ML Pipelines for Particle Tracking

Follow the tutorial in Quickstart to get up and running quickly with a toy model.

The Front Door

Assuming you've installed the Exatrkx tracking library and tried the Quickstart, then welcome. The aim of this repository is to both be a place to demonstrate our published results and pipelines, and also to show new developments in our work. To that end, various projects (i.e. physics use-cases) are given as templates in the Pipelines directory. To see a frozen reproduction of the pipeline used in our paper, go to Pipelines/TrackML_Example. A relatively frozen example of tracking on the ATLAS ITk detector is given in Pipelines/ITk_Example. Development code is available in Pipelines/Common_Tracking_Example, which is named due to many of the functions working across both detectors.

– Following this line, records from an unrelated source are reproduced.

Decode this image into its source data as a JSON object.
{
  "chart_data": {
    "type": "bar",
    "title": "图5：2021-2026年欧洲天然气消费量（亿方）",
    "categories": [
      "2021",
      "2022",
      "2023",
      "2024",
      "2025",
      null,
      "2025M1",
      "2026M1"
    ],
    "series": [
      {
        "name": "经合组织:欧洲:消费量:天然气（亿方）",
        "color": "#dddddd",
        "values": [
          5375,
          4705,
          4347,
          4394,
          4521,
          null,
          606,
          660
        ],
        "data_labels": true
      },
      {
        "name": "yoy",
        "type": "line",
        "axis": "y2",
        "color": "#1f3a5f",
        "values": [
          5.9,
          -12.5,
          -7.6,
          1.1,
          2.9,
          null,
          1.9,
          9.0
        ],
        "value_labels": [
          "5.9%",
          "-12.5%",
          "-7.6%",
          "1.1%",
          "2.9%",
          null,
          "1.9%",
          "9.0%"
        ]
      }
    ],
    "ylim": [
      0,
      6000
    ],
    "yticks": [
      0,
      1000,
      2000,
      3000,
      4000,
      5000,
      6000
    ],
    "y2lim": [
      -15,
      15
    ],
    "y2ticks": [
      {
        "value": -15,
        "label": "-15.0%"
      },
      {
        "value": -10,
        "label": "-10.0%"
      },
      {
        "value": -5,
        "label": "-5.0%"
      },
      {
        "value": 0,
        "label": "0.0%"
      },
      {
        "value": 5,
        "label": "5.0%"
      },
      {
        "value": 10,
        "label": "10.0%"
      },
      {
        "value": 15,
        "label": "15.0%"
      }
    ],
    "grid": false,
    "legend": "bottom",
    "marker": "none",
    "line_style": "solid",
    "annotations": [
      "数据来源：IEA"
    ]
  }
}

This page gives some outlines and justifications of the choice of the repository's organisation. The Models page defines the models used in track reconstruction. The Tools page describes the various stand-alone functions and concepts that are available in the library and could be useful across models. Performance is where metrics are defined, as well as tracking benchmarks.

How do Pipelines work?

The aim of our pipeline structure is to abstract out as much repetitive code as possible. A pipeline is defined by a YAML config file, which only requires three inputs: The location of your model definitions model_library, the location to save/load your artifacts artifact_library, and the stages of the pipeline stage_list. An example stage list is

- {set: GNN, name: SliceCheckpointedResAGNN, config: train_gnn.yaml}

The set key defines the type of ML model (to help avoid naming ambiguity), the name key is the class of the model, and the config key is the file specifying your choice of hyperparameters, directories, callbacks and so on. And that's it!

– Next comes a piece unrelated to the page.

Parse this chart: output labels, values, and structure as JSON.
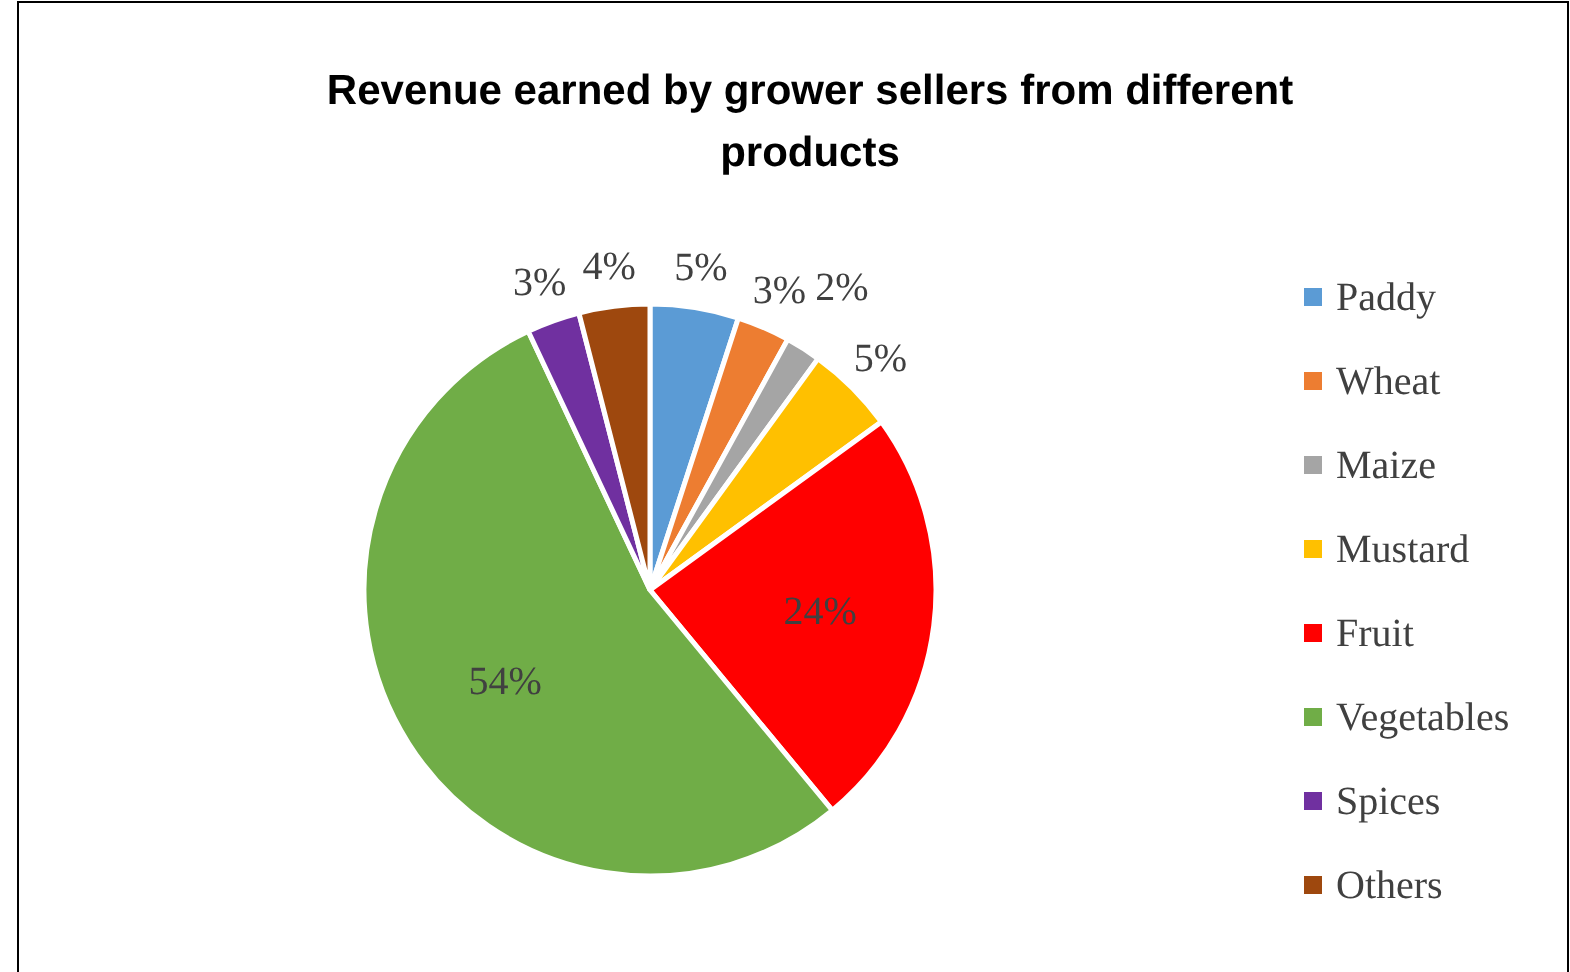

The repository through an application lens, using Pipelines for specific physics goals

Why this choice of abstraction?

I found that my two forms of R&D fell into breadth and depth. Much of the time, I would play at length with hyperparameters and model definitions, in which case I want that all to live in one place: The model's config file. Thus the pipeline config can remain untouched if we have one for each choice of (model, config) , or only changed occasionally if we choose to have only one. At other times, development would require a series of models, where successive results depend on hyperparameter choices earlier in the chain. Then I can play with the higher level pipeline config and try difference (model, config) stages, while the whole chain of hyperparameters is committed to each step via a logging platform (Weights & Biases in my case).

Pytorch Lightning

This repository uses Pytorch Lightning, which allows us to encapsulate all training and model logic into a module object. This module is what is being specified by the pipeline config, with name. Combined with callbacks in the model config file, all pipeline logic is contained in each module. A callback object integrates with the module and knows about telemetry and post-processing steps. Rather than a monolithic function that passes data through the pipeline (whereby mistakes could be made), the pipeline asks each model how it should be treated, and then acts with the model's own methods.